A plusieurs reprises, lors de déclarations officielles, Vladimir Poutine a dénoncé le populisme qui règne en Europe*. Pourtant ce sont les partis dits « populistes » qu’il tente de rallier à sa cause. N’est-ce pas contradictoire ?

Il est très cohérent dans ses ambitions et la politique qu’il mène pour les réaliser. Il y a entre les nouvelles extrêmes droites européennes et Poutine une ambition commune : la désunion de l’Union. L’ennemi de mon ennemi est mon ami. Ce sont deux forces qui se rejoignent profondément et spontanément car il y a une communauté idéologique. Tous sont nationalistes et rêvent de revenir à l’Europe continentale d’avant le chute du mur de Berlin. Tous se réclament d’une même identité chrétienne de l’Europe. Tous partagent les mêmes craintes et phobies des mondes musulmans.

Crée-t-il des cellules russes au sein des partis d’extrême-droite européens, comme le faisait les Russes aux Etats-Unis au temps de la Guerre froide ?

Moscou aura été pendant soixante-dix ans la Mecque des partis communistes occidentaux. Elle est aujourd’hui la Mecque des partis d’extrême-droite. Il utilise ces partis pour des ambitions nationales.

Pensez-vous qu’il puisse peser sur l’élection présidentielle en France ? Peut-être est-ce déjà le cas ?

Les services de renseignement occidentaux ont mis en garde contre la tentation qui pourrait habiter M Poutine de réitérer ce que les services russes ont fait aux Etats-Unis lors de la présidentielle. Le risque existe, va-t-il s’avérer ? Je ne suis pas Madame Soleil.

L’Europe serait-elle à la merci de la Russie ?

La Russie est une puissance militaire et nucléaire, cela étant dit l’économie russe pèse peu, ses infrastructures sont en piteux état. Mais l’Union européenne n’a pas de défense.

Faut-il aller vers une Communauté Européenne de Défense comme en 1954 ?

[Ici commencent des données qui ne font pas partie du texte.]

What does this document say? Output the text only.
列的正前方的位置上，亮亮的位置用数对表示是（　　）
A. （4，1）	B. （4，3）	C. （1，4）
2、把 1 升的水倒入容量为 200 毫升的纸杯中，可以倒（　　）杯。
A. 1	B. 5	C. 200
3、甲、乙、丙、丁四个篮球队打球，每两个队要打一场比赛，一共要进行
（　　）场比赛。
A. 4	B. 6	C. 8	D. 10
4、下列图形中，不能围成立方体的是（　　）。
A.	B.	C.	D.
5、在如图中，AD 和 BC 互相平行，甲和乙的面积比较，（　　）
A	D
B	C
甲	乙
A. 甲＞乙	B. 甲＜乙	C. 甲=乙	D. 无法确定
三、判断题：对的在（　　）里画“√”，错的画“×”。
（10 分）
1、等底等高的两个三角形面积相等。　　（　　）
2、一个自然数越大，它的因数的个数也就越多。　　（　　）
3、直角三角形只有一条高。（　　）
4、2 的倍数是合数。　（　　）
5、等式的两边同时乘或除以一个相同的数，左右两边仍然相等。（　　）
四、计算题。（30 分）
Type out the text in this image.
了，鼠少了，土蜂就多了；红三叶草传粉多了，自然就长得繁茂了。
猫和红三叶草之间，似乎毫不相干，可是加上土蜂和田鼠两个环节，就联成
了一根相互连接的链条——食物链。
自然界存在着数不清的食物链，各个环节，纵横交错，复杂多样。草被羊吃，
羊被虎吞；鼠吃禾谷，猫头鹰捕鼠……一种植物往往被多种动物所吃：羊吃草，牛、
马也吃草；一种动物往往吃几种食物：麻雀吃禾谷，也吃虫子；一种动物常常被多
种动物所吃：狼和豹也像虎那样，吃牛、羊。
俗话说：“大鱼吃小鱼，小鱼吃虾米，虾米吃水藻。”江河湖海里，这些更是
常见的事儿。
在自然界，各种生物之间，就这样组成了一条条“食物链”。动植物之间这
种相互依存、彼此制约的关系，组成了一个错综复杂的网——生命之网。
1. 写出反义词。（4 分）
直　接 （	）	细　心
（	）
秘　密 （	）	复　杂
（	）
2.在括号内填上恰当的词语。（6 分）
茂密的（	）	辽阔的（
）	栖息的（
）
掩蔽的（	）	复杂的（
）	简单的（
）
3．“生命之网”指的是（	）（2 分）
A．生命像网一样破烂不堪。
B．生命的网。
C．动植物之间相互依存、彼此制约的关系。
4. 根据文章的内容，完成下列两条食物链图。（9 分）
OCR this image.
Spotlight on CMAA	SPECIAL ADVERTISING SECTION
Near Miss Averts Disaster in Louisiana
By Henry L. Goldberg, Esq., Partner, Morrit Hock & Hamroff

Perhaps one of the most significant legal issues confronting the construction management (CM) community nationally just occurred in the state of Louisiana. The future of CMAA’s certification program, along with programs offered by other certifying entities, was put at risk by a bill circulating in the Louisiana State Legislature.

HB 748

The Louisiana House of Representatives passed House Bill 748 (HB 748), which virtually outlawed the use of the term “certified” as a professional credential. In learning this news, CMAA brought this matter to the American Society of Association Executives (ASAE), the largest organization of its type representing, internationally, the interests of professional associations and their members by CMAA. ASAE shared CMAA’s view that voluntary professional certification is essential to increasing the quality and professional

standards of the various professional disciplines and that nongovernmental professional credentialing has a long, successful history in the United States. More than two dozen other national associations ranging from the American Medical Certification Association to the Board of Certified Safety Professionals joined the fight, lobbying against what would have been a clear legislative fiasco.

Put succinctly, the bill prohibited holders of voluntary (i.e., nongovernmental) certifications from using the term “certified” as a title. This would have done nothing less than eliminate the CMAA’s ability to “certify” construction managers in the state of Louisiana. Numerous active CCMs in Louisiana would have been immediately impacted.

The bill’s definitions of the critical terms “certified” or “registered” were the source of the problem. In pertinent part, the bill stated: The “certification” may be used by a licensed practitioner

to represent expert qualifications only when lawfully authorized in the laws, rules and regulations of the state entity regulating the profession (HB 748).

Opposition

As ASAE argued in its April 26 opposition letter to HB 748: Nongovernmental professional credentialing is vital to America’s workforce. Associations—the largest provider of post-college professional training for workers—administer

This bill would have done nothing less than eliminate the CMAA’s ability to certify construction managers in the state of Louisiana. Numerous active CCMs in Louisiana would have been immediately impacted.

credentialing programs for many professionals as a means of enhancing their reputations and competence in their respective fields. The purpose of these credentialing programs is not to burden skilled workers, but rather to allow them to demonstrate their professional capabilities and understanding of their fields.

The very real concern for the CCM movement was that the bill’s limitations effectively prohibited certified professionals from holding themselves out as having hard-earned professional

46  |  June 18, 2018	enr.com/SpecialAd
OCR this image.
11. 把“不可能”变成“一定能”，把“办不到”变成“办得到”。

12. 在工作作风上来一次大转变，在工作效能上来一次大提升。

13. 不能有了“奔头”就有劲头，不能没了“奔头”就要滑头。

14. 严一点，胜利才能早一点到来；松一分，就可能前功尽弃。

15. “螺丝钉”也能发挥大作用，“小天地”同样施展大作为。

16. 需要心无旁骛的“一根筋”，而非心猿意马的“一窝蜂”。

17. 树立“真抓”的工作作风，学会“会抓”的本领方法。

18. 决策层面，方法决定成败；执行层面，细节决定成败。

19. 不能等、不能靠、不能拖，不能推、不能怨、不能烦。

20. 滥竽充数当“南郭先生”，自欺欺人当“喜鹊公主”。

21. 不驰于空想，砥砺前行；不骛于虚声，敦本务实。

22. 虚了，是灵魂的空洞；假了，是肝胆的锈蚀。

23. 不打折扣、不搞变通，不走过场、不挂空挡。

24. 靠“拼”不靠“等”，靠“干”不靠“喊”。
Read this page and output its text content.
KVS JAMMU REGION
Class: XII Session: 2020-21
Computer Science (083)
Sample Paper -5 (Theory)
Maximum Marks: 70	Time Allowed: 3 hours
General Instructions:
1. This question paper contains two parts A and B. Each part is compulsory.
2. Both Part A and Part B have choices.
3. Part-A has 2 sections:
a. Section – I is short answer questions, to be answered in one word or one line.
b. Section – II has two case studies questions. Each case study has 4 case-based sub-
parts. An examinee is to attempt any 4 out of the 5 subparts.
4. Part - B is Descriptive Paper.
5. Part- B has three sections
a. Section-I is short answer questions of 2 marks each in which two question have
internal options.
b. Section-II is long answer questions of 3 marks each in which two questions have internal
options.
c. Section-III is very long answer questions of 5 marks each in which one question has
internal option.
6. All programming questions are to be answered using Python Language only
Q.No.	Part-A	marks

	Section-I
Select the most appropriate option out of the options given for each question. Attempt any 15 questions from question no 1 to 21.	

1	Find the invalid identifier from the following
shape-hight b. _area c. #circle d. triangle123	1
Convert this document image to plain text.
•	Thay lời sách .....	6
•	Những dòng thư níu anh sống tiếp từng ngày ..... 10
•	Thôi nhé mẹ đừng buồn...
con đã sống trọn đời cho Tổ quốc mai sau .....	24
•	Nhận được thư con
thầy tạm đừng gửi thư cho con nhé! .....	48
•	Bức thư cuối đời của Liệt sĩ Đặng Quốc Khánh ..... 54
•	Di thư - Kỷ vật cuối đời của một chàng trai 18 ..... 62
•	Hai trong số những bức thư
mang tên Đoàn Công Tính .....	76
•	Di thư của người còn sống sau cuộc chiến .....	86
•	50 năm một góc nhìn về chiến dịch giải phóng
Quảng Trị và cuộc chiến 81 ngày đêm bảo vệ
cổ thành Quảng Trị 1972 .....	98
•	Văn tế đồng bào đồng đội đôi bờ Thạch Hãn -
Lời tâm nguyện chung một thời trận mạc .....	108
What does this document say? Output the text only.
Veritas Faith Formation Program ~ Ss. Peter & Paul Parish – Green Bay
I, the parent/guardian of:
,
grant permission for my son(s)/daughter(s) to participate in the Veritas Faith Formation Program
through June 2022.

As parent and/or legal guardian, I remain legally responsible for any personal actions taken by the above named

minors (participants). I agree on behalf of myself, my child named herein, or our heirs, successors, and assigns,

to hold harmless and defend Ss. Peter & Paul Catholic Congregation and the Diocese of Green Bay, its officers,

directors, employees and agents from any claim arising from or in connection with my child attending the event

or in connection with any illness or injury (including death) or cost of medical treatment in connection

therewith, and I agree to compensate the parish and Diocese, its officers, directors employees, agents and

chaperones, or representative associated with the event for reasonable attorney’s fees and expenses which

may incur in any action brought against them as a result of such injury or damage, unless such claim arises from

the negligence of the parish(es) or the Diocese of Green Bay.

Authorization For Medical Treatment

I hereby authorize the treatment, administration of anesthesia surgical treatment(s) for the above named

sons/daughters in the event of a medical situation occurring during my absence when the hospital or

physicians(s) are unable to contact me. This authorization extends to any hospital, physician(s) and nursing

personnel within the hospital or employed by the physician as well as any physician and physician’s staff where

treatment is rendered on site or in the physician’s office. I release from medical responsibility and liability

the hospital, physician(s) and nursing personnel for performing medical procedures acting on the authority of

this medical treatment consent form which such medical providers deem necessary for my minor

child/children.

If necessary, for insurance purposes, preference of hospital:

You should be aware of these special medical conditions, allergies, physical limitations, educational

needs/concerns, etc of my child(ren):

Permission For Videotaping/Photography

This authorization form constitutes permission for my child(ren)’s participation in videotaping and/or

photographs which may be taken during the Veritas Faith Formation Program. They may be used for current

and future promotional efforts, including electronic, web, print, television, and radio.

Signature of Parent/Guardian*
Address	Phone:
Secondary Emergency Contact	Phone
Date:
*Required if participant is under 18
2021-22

Oui. Et c’est ce que disent beaucoup de chefs d’Etats européens : aller en quatrième vitesse vers cette Communauté. C’est ce par quoi nous aurions du commencer au début des années 50 pour construire l’Europe.

L’Europe est-elle devenue comme l’était le « Tiers Monde » lors de la Guerre froide, l’enjeu majeur d’une nouvelle Guerre froide qui s’amorce ?

L’Europe a été l’enjeu de la Guerre froide jusqu’à sa fin. Mais aujourd’hui, la situation est différente car M.Trump se désintéresse grandement des pays européens. On pourrait plutôt dire que l’Union est dans le viseur de la Russie, alors même que sa défense est remise en question.

Ulysse Cailloux

 

*Le 24 mai 2014 à St Pétersbourg lors de la Rencontre avec les directions des agences de presse mondiales il déclarait : « Cela fait des années que j’ai dit à mes amis en Europe que si vous continuez ainsi, sans prendre en compte l’humeur de la population dans votre propre pays, alors le nationalisme montera inexorablement. Et cela se passe ainsi ».